Researchers recently tested how GPT-4 would perform in 87 patient scenarios. While the model failed to match expert-level ophthalmologists and made some mistakes in accurate diagnoses, the researchers found that the tool performed better than junior doctors and matched many specialists in addressing eye problems.
"Large language models (LLMs) are approaching expert-level performance in advanced ophthalmology questions," the researchers wrote in a paper published in the PLOS Digital Health journal. They added that GPT-4 was able to outscore "some expert ophthalmologists" in diagnosing eye problems.
Also: What does GPT stand for? Understanding GPT 3.5, GPT 4, and more
AI has been disrupting nearly every industry to varying degrees, but researchers are especially excited about the potential applications of the technology for health care. With AI's help, researchers hope that they can catch missed diagnoses and generally improve patient outcomes. In order for that to happen, LLMs still need significant improvement, however, given they can be accurate in some cases but are nowhere near ready for clinical settings.
This latest research, however, suggests GPT-4 is getting close. In the study, the researchers provided 347 ophthalmology questions across the 87 scenarios to GPT-4 and asked doctors about the accuracy and relevance of its results. In general, GPT-4 performed exceptionally well, but the researchers found that the model failed to correctly answer a handful of questions on topics ranging from glaucoma and cataracts to pediatric ophthalmology. The researchers didn't see any association between those incorrect assessments and doctor answers, suggesting GPT-4 underperformed on those topic areas for no specific reason. Regardless, the researchers were impressed by the results.
"The remarkable performance of GPT-4 in ophthalmology examination questions suggests that LLMs may be able to provide useful input in clinical contexts, either to assist clinicians in their day-to-day work or with their education or preparation for examinations," they wrote in their paper.
Nevertheless, they cautioned that GPT-4 isn't necessarily ready to handle patient visits on its own, and said that there are very real ethical implications to turning over medical diagnoses to a large language model.

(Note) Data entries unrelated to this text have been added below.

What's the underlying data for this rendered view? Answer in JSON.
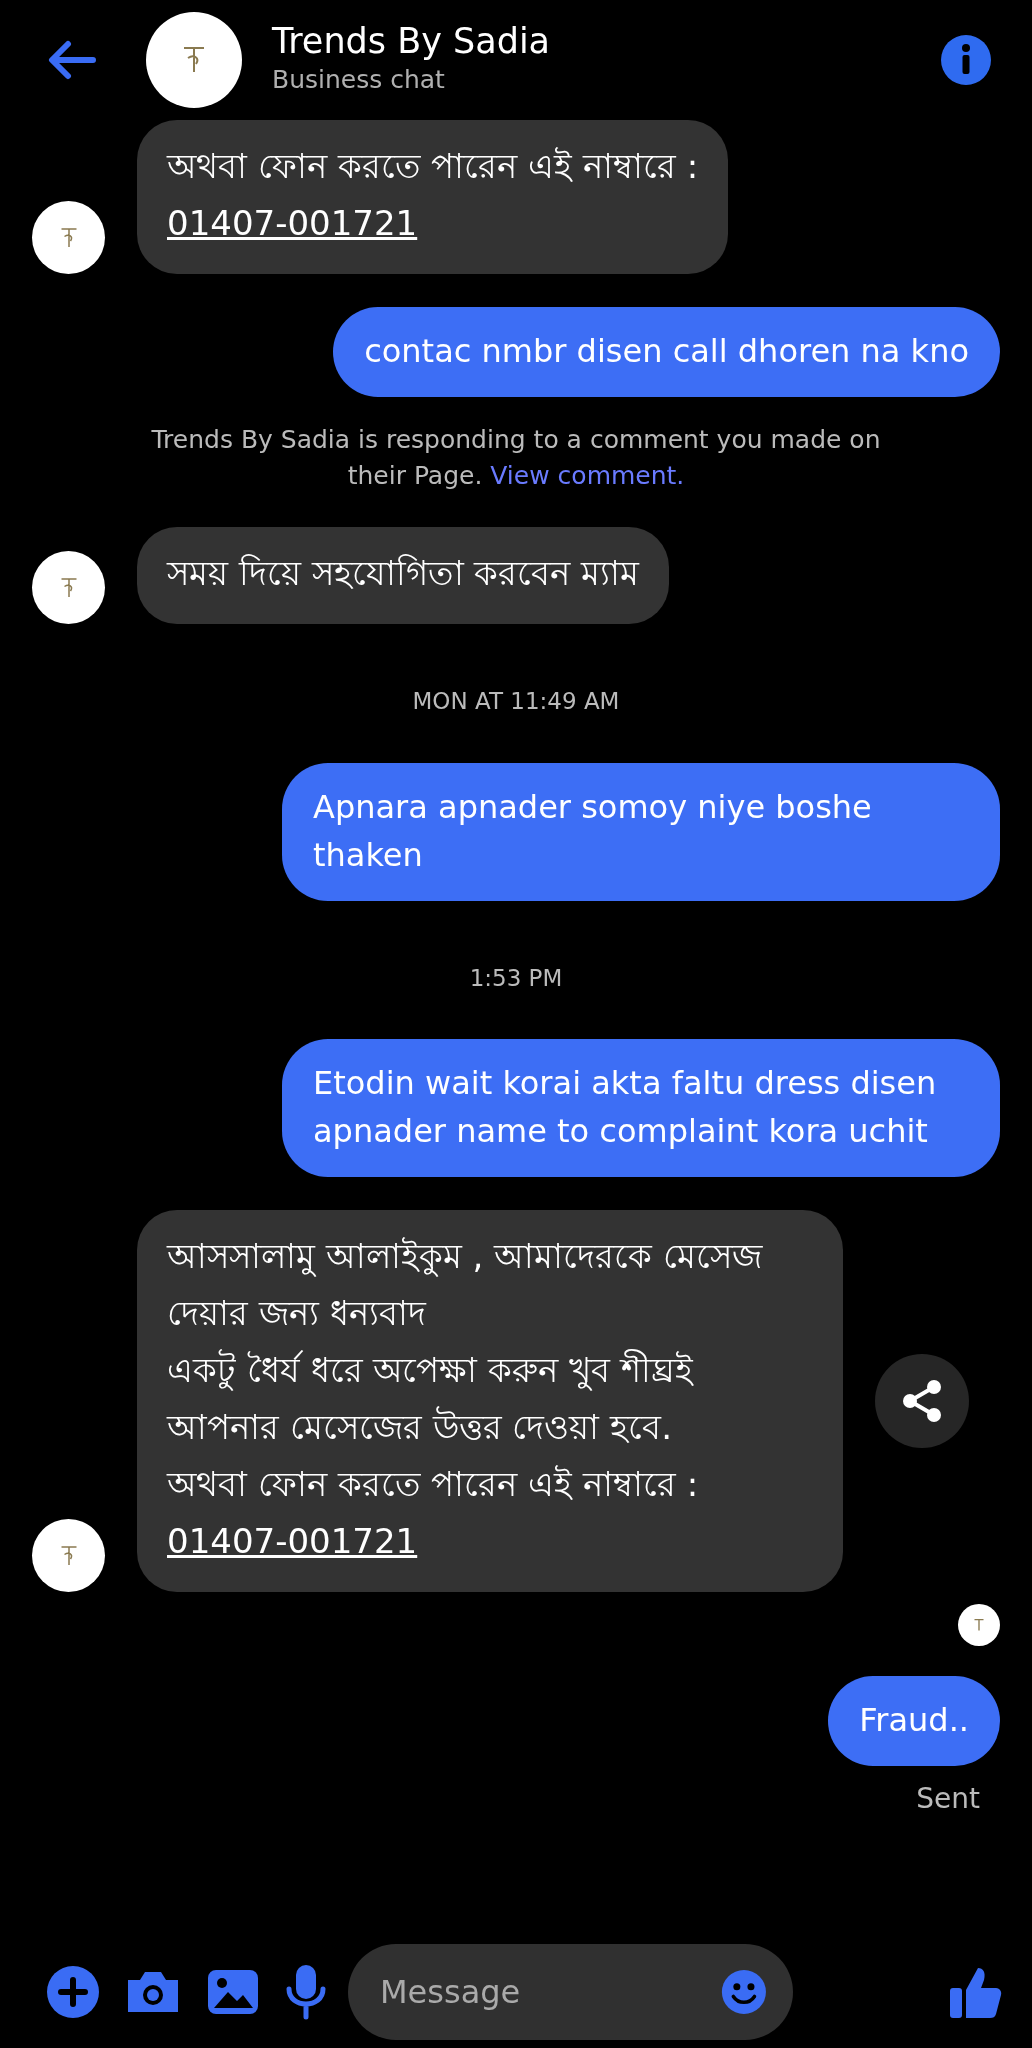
{
  "header": {
    "title": "Trends By Sadia",
    "subtitle": "Business chat"
  },
  "messages": [
    {
      "kind": "received",
      "paragraphs": [
        "অথবা ফোন করতে পারেন এই নাম্বারে :"
      ],
      "link": "01407-001721",
      "share_button": false
    },
    {
      "kind": "sent",
      "text": "contac nmbr disen call dhoren na kno"
    },
    {
      "kind": "notice",
      "text": "Trends By Sadia is responding to a comment you made on their Page.",
      "link": "View comment."
    },
    {
      "kind": "received",
      "paragraphs": [
        "সময় দিয়ে সহযোগিতা করবেন ম্যাম"
      ],
      "share_button": false
    },
    {
      "kind": "timestamp",
      "text": "MON AT 11:49 AM"
    },
    {
      "kind": "sent",
      "text": "Apnara apnader somoy niye boshe thaken"
    },
    {
      "kind": "timestamp",
      "text": "1:53 PM"
    },
    {
      "kind": "sent",
      "text": "Etodin wait korai akta faltu dress disen apnader name to complaint kora uchit"
    },
    {
      "kind": "received",
      "paragraphs": [
        "আসসালামু আলাইকুম , আমাদেরকে মেসেজ দেয়ার জন্য ধন্যবাদ",
        "একটু ধৈর্য ধরে অপেক্ষা করুন খুব শীঘ্রই আপনার মেসেজের উত্তর দেওয়া হবে.",
        "অথবা ফোন করতে পারেন এই নাম্বারে :"
      ],
      "link": "01407-001721",
      "share_button": true
    },
    {
      "kind": "seen"
    },
    {
      "kind": "sent",
      "text": "Fraud.."
    },
    {
      "kind": "status",
      "text": "Sent"
    }
  ],
  "composer": {
    "placeholder": "Message"
  }
}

"Our study found that despite meeting expert standards, state-of-the-art LLMs such as GPT-4 do not match top-performing ophthalmologists," the researchers wrote. "Moreover, there remain controversial ethical questions about what roles should and should not be assigned to inanimate AI models, and to what extent human clinicians must remain responsible for their patients."
Also: GPT-4 Turbo reclaims the 'best AI model' crown from Anthropic's Claude 3
Looking ahead, the researchers think GPT-4 and its successors could benefit from additional context and "fine-tuning" with "high quality ophthalmological text data," along with an "uncertainty indicator" that would tell doctors how sure GPT-4 is of its diagnosis. Still, in the absence of experts, even now, GPT-4 may prove better than the average doctor in diagnosing eye problems.
"GPT-4 may prove especially useful where access to ophthalmologists is limited," the researchers said, adding that its "knowledge and reasoning ability is likely to be superior to non-specialist doctors and allied health care professionals working without support, as their exposure to and knowledge of eye care is limited."